Трулль повернулся к Андрею Владимировичу, одарил его фирменной улыбкой и спросил:

– А вы, профессор, в какой из ваших комнат живете?

Сенявину не сразу удалось ответить на этот неожиданный вопрос.

– Я, как вы понимаете, ученый… Мое место должно быть в седьмой комнате. То есть в первой комнате следующего, третьего этажа… Мы ее пока не рассматривали.

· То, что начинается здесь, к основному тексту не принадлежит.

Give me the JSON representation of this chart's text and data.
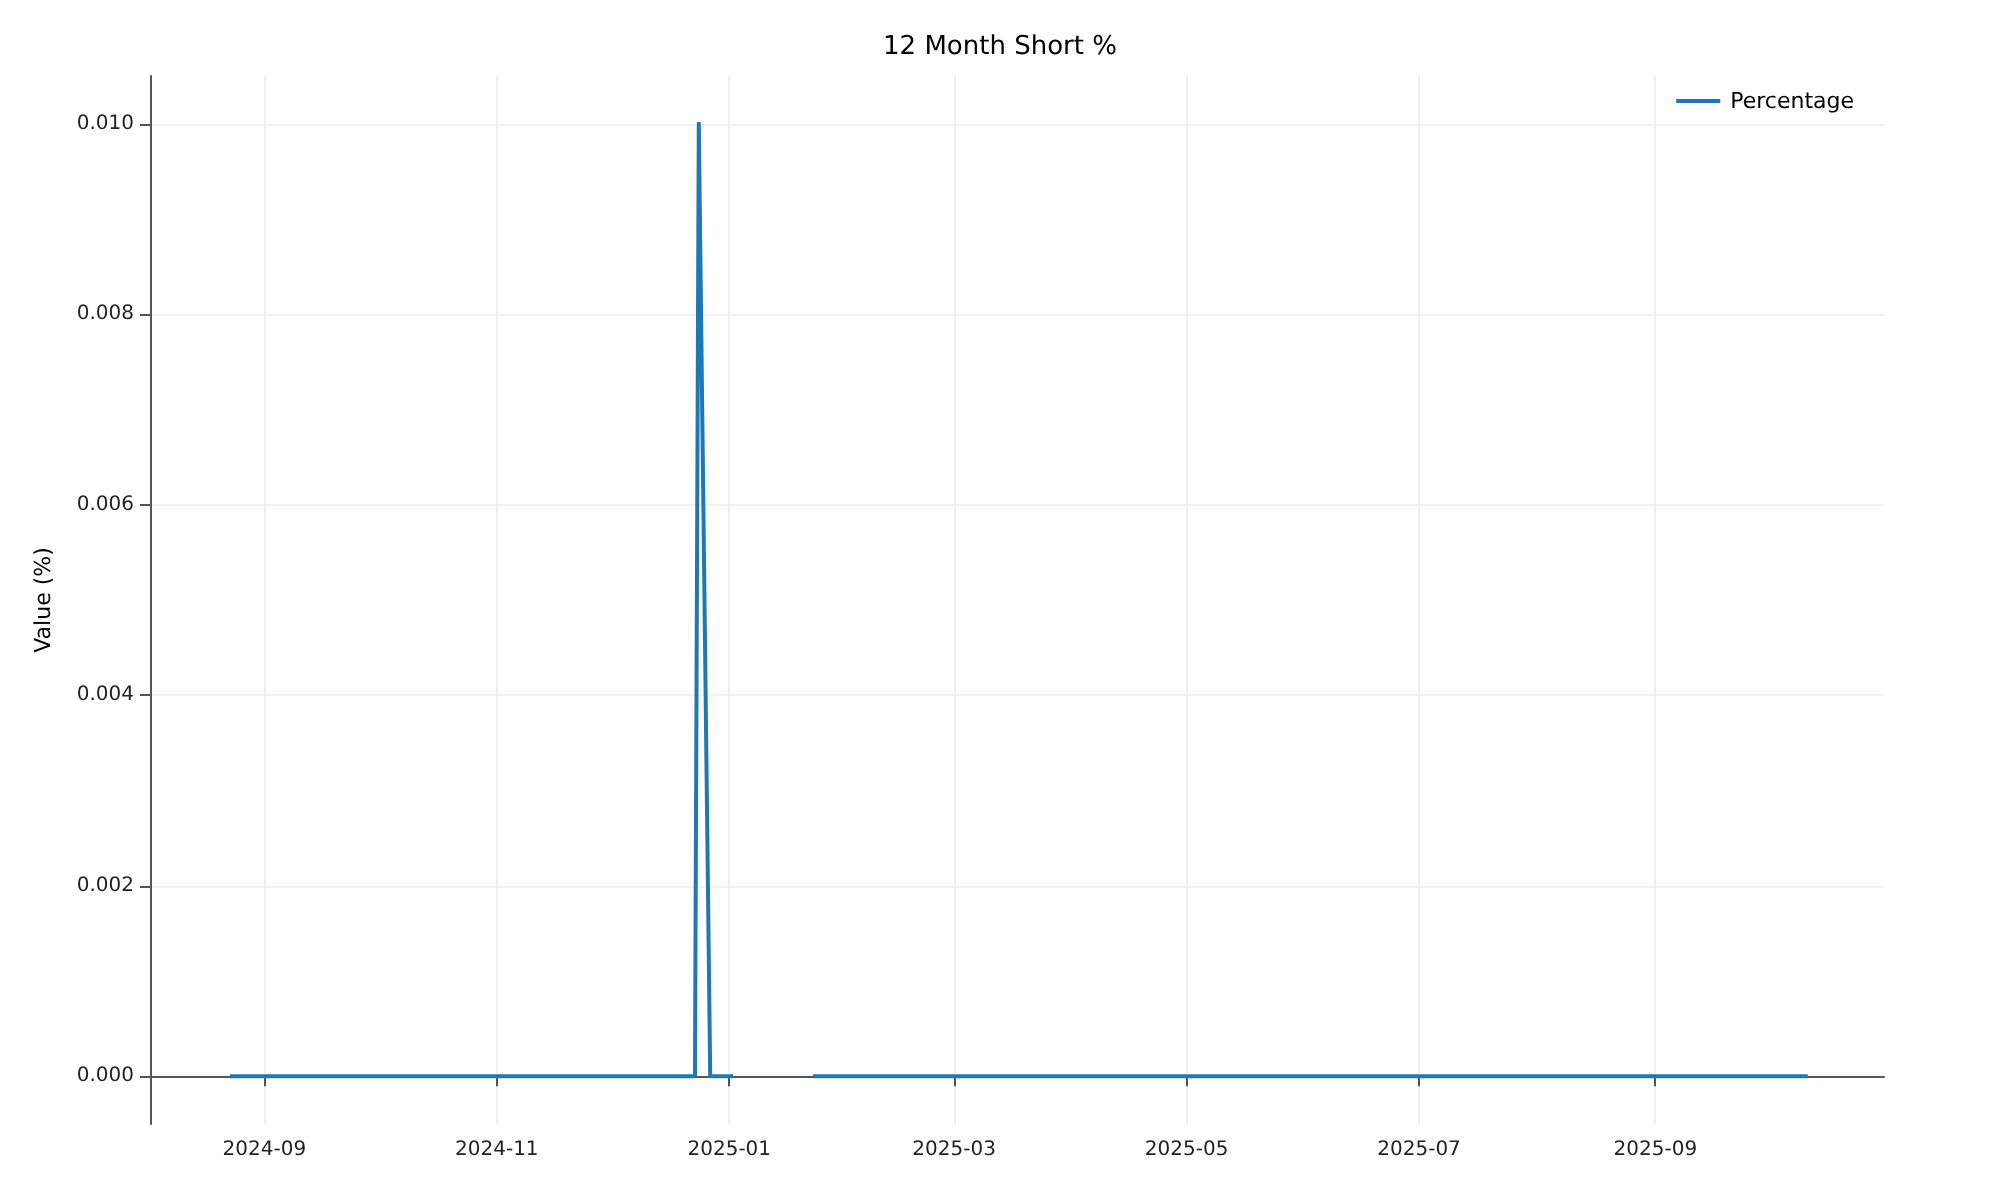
{
  "chart_data": {
    "type": "line",
    "title": "12 Month Short %",
    "ylabel": "Value (%)",
    "x": [
      "2024-08-23",
      "2024-12-23",
      "2024-12-24",
      "2024-12-27",
      "2025-01-02",
      "2025-01-12",
      "2025-01-23",
      "2025-10-11"
    ],
    "series": [
      {
        "name": "Percentage",
        "color": "#1f77b4",
        "values": [
          0,
          0,
          0.01,
          0,
          0,
          null,
          0,
          0
        ]
      }
    ],
    "xlim": [
      "2024-08-02",
      "2025-10-31"
    ],
    "xticks": [
      "2024-09",
      "2024-11",
      "2025-01",
      "2025-03",
      "2025-05",
      "2025-07",
      "2025-09"
    ],
    "ylim": [
      -0.0005,
      0.0105
    ],
    "yticks": [
      {
        "value": 0,
        "label": "0.000"
      },
      {
        "value": 0.002,
        "label": "0.002"
      },
      {
        "value": 0.004,
        "label": "0.004"
      },
      {
        "value": 0.006,
        "label": "0.006"
      },
      {
        "value": 0.008,
        "label": "0.008"
      },
      {
        "value": 0.01,
        "label": "0.010"
      }
    ],
    "grid": true,
    "legend": "top right",
    "line_style": "solid",
    "marker": "none"
  }
}
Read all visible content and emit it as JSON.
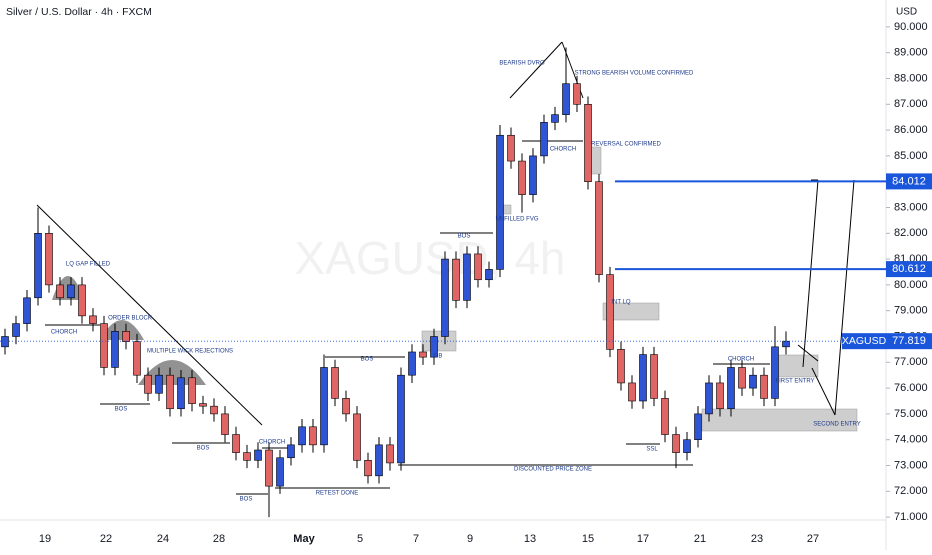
{
  "chart_data": {
    "type": "candlestick",
    "title": "Silver / U.S. Dollar · 4h · FXCM",
    "watermark": "XAGUSD, 4h",
    "y_unit": "USD",
    "symbol": "XAGUSD",
    "last_price": 77.819,
    "up_color": "#2f55d4",
    "down_color": "#e06666",
    "level_color": "#1a56db",
    "ylim": [
      70.5,
      90.5
    ],
    "yticks": [
      {
        "value": 71,
        "label": "71.000"
      },
      {
        "value": 72,
        "label": "72.000"
      },
      {
        "value": 73,
        "label": "73.000"
      },
      {
        "value": 74,
        "label": "74.000"
      },
      {
        "value": 75,
        "label": "75.000"
      },
      {
        "value": 76,
        "label": "76.000"
      },
      {
        "value": 77,
        "label": "77.000"
      },
      {
        "value": 78,
        "label": "78.000"
      },
      {
        "value": 79,
        "label": "79.000"
      },
      {
        "value": 80,
        "label": "80.000"
      },
      {
        "value": 81,
        "label": "81.000"
      },
      {
        "value": 82,
        "label": "82.000"
      },
      {
        "value": 83,
        "label": "83.000"
      },
      {
        "value": 84,
        "label": "84.000"
      },
      {
        "value": 85,
        "label": "85.000"
      },
      {
        "value": 86,
        "label": "86.000"
      },
      {
        "value": 87,
        "label": "87.000"
      },
      {
        "value": 88,
        "label": "88.000"
      },
      {
        "value": 89,
        "label": "89.000"
      },
      {
        "value": 90,
        "label": "90.000"
      }
    ],
    "x_labels": [
      "19",
      "22",
      "24",
      "28",
      "May",
      "5",
      "7",
      "9",
      "13",
      "15",
      "17",
      "21",
      "23",
      "27"
    ],
    "levels": [
      84.012,
      80.612
    ],
    "open": [
      77.6,
      78.0,
      78.5,
      79.5,
      82.0,
      80.0,
      79.5,
      80.0,
      78.8,
      78.5,
      76.8,
      78.2,
      77.8,
      76.5,
      75.8,
      76.5,
      75.2,
      76.4,
      75.4,
      75.3,
      75.0,
      74.2,
      73.5,
      73.2,
      73.6,
      72.2,
      73.3,
      73.8,
      74.5,
      73.8,
      76.8,
      75.6,
      75.0,
      73.2,
      72.6,
      73.8,
      73.1,
      76.5,
      77.4,
      77.2,
      78.0,
      81.0,
      79.4,
      81.2,
      80.2,
      80.6,
      85.8,
      84.8,
      83.5,
      85.0,
      86.3,
      86.6,
      87.8,
      87.0,
      84.0,
      80.4,
      77.5,
      76.2,
      75.5,
      77.3,
      75.6,
      74.2,
      73.5,
      74.0,
      75.0,
      76.2,
      75.2,
      76.8,
      76.0,
      76.5,
      75.6,
      77.6
    ],
    "high": [
      78.3,
      78.8,
      79.8,
      83.0,
      82.3,
      80.3,
      80.3,
      80.3,
      79.1,
      78.8,
      78.5,
      78.5,
      78.1,
      76.8,
      76.8,
      76.8,
      76.7,
      76.7,
      75.7,
      75.6,
      75.3,
      74.5,
      73.8,
      73.9,
      73.9,
      73.6,
      74.1,
      74.8,
      74.8,
      77.3,
      77.1,
      75.9,
      75.3,
      73.5,
      74.1,
      74.1,
      76.8,
      77.7,
      77.7,
      78.3,
      81.3,
      81.3,
      81.5,
      81.5,
      80.9,
      86.2,
      86.1,
      85.1,
      85.3,
      86.6,
      86.9,
      89.2,
      88.1,
      87.3,
      84.3,
      80.7,
      77.8,
      76.5,
      77.6,
      77.6,
      75.9,
      74.5,
      74.3,
      75.3,
      76.5,
      76.5,
      77.1,
      77.1,
      76.8,
      76.8,
      78.4,
      78.2
    ],
    "low": [
      77.3,
      77.7,
      78.2,
      79.2,
      79.7,
      79.2,
      79.2,
      78.5,
      78.2,
      76.5,
      76.5,
      77.5,
      76.2,
      75.5,
      75.5,
      74.9,
      74.9,
      75.1,
      75.0,
      74.7,
      73.9,
      73.2,
      72.9,
      72.9,
      71.0,
      71.9,
      73.0,
      73.5,
      73.5,
      73.5,
      75.3,
      74.7,
      72.9,
      72.3,
      72.3,
      72.8,
      72.8,
      76.2,
      76.9,
      76.9,
      77.7,
      79.1,
      79.1,
      79.9,
      79.9,
      80.3,
      84.5,
      82.8,
      83.2,
      84.7,
      86.0,
      86.3,
      86.7,
      83.7,
      80.1,
      77.2,
      75.9,
      75.2,
      75.2,
      75.3,
      73.9,
      72.9,
      73.2,
      73.7,
      74.7,
      74.9,
      74.9,
      75.7,
      75.7,
      75.3,
      75.3,
      77.3
    ],
    "close": [
      78.0,
      78.5,
      79.5,
      82.0,
      80.0,
      79.5,
      80.0,
      78.8,
      78.5,
      76.8,
      78.2,
      77.8,
      76.5,
      75.8,
      76.5,
      75.2,
      76.4,
      75.4,
      75.3,
      75.0,
      74.2,
      73.5,
      73.2,
      73.6,
      72.2,
      73.3,
      73.8,
      74.5,
      73.8,
      76.8,
      75.6,
      75.0,
      73.2,
      72.6,
      73.8,
      73.1,
      76.5,
      77.4,
      77.2,
      78.0,
      81.0,
      79.4,
      81.2,
      80.2,
      80.6,
      85.8,
      84.8,
      83.5,
      85.0,
      86.3,
      86.6,
      87.8,
      87.0,
      84.0,
      80.4,
      77.5,
      76.2,
      75.5,
      77.3,
      75.6,
      74.2,
      73.5,
      74.0,
      75.0,
      76.2,
      75.2,
      76.8,
      76.0,
      76.5,
      75.6,
      77.6,
      77.819
    ],
    "annotations": [
      "LQ GAP FILLED",
      "CHORCH",
      "ORDER BLOCK",
      "MULTIPLE WICK REJECTIONS",
      "BOS",
      "BOS",
      "CHORCH",
      "BOS",
      "RETEST DONE",
      "BOS",
      "OB",
      "BOS",
      "UNFILLED FVG",
      "BEARISH DVRG",
      "STRONG BEARISH VOLUME CONFIRMED",
      "CHORCH",
      "REVERSAL CONFIRMED",
      "INT LQ",
      "SSL",
      "DISCOUNTED PRICE ZONE",
      "CHORCH",
      "FIRST ENTRY",
      "SECOND ENTRY"
    ]
  }
}
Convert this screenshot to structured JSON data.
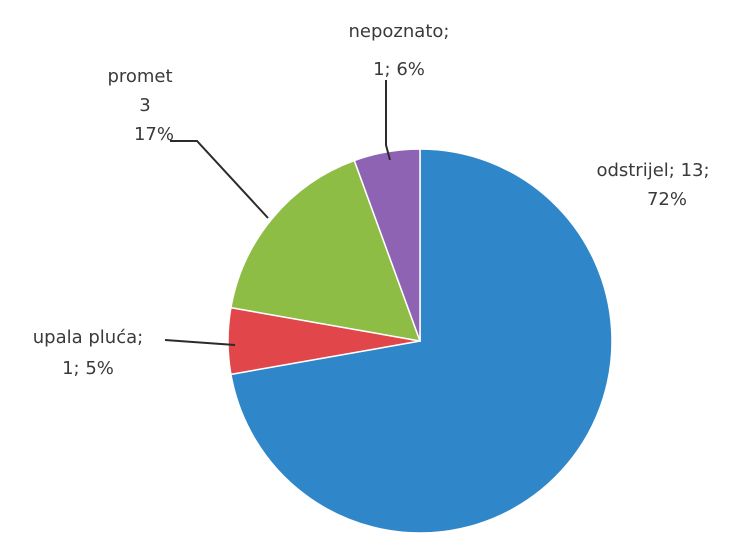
{
  "chart_data": {
    "type": "pie",
    "slices": [
      {
        "category": "odstrijel",
        "value": 13,
        "percent": "72%",
        "color": "#2f86c9",
        "label_lines": [
          "odstrijel; 13;",
          "72%"
        ]
      },
      {
        "category": "upala pluća",
        "value": 1,
        "percent": "5%",
        "color": "#e1474a",
        "label_lines": [
          "upala pluća;",
          "1; 5%"
        ]
      },
      {
        "category": "promet",
        "value": 3,
        "percent": "17%",
        "color": "#8dbd45",
        "label_lines": [
          "promet",
          "3",
          "17%"
        ]
      },
      {
        "category": "nepoznato",
        "value": 1,
        "percent": "6%",
        "color": "#8f63b4",
        "label_lines": [
          "nepoznato;",
          "1; 6%"
        ]
      }
    ]
  }
}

– Значит, если я вас правильно понял, – продолжал Ведущий, – по вашей теории, интеллигенция, к которой вы, вне всякого сомнения, относитесь, не принадлежит ни к народу, ни ко власти, и вообще живет на собственном этаже?

Сенявин теперь не раздумывал. Лицо Андрея Владимировича вдруг выразило явное недовольство, при этом глаза Профессора вдохновенно заблестели. Такое, с позволения сказать, мимическое выражение редко встречается в физиогномике, но у Сенявина оно часто появлялось.

– Нехорошо, уважаемый Саша, – заявил Профессор. – Я ведь случайно обидел вас, несколько раз перепутав ваше отчество. Вы же теперь нарочито пытаетесь меня обидеть.

– Обидеть? Вас?! Чем же, профессор?

– Вы только что изволили обозвать меня интеллигентом.

– А кто же вы?! – Если бывает радостный испуг, то именно он изобразился теперь на лице Ведущего.

– Прежде чем ответить на ваш вопрос, позвольте сделать небольшое отступление. А то вы опять меня не поймете, – заговорил Сенявин. – Я с детства не любил людей, которых называли интеллигентами, и особенно мне не нравились те из них, которые сами себя считали интеллигентными людьми. Я тогда еще не понимал, чем они мне не нравятся, и просто не любил их, так сказать, на психофизиологическом уровне… Когда я стал студентом и принялся изучать философию и литературу, меня в моей неприязни укрепили наши писатели и философы. У Толстого я, например, вычитал… В одном из своих дневников он признается, что ему – я дословно цитирую – «ничтожно, пошло, главное, противно писать для этой никуда ни на что не годной паразитной интеллигенции, от которой никогда ничего, кроме суеты, не было и не будет»… Чехов называл интеллигентов «слизняками и мокрицами»… И многие писатели и философы, мягко говоря, недолюбливали интеллигентов… Мой отец был послом. Дед – знаменитым врачом. Но они никогда не называли себя интеллигентами. Отец, когда я однажды напрямую спросил его, считает ли он себя интеллигентом, ответил, что по роду службы ему приходится часто общаться с иностранцами, а понятие «интеллигент» очень трудно переводится на другие европейские языки… Дед мне на тот же вопрос ответил так грубо, что мне не хотелось бы повторять его слова…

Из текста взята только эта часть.